Analyzing inter-application communication in Android

MobiSys ’11 Proceedings of the 9th international conference on Mobile systems, applications, and services

ISBN: 978-1-4503-0643-0

Authors: 

Erika Chin University of California, Berkeley, Berkeley, CA, USA     

Adrienne Porter Felt University of California, Berkeley, Berkeley, CA, USA               

Kate Greenwood University of California, Berkeley, Berkeley, CA, USA

David Wagner University of California, Berkeley, Berkeley, CA, USA

This paper provides an analysis of possible security vulnerabilities that stem from the way applications pass data from one activity to another.  Emphasis is placed on intent-based attacks, which are categorized as one of the following:

1. Broadcast theft: Ordered broadcasts can be exploited passively by an eavesdropping receiver, or actively as a kind of denial-of-service where the chain is broken by a malicious receiver.

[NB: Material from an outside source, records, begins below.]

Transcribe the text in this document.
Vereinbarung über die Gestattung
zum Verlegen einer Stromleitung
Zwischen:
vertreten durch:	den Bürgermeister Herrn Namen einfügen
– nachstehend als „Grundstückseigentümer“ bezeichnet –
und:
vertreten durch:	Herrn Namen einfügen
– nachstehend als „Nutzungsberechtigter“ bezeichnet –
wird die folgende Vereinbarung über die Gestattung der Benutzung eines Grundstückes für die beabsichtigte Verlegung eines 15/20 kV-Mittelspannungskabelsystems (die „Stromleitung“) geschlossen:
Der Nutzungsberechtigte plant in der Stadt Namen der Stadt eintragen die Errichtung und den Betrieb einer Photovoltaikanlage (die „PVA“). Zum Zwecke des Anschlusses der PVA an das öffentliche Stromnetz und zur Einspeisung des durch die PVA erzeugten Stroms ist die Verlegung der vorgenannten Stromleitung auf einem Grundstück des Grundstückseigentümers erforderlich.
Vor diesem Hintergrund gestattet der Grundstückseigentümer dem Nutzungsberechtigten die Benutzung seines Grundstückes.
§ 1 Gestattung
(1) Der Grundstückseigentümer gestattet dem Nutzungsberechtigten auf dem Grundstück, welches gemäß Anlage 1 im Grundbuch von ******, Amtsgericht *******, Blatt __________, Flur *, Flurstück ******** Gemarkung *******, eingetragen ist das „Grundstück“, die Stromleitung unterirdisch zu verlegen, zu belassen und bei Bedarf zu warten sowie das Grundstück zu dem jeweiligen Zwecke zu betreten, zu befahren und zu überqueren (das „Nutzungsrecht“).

2. Activity Hijacking: A malicious activity can be launched in place of a legitimate one.

3. Service Hijacking: A malicious service can be started in place of a legitimate one.

4. Special Intents: Pending intents carry permissions with them, which can be exploited by a malicious receiver.

5. Malicious Broadcast Injection: A receiver that accepts any intent without verifying the origin may operate on malicious data.

6. Malicious Activity/Service Launch: An activity/service that returns data may be launched by a malicious one, causing users to unknowingly pass sensitive data to the wrong application.

The authors developed ComDroid, which detects vulnerabilities in applications by analyzing code generated by disassembling Dalvik executable files. They scanned the top 50 applications from both the free and paid sections of the android market with ComDroid, and found that 57% showed signs of possible activity hijacking vulnerabilities, 14% were vulnerable to broadcast injection, and 12% were vulnerable to malicious activity launch.

Suggestions for avoiding these vulnerabilities are presented. The main argument is that intents are unsafe if used carelessly by programmers.

About Sebastian Chande

Sebastian is a fourth year student at Florida State University. He will be graduating in Fall 2012 with a B.S. in computer science, and plans on staying at FSU to pursue a master's degree. He joined the mobile lab at FSU in Spring 2012 to work on innovative projects that draw from multiple areas of computer science.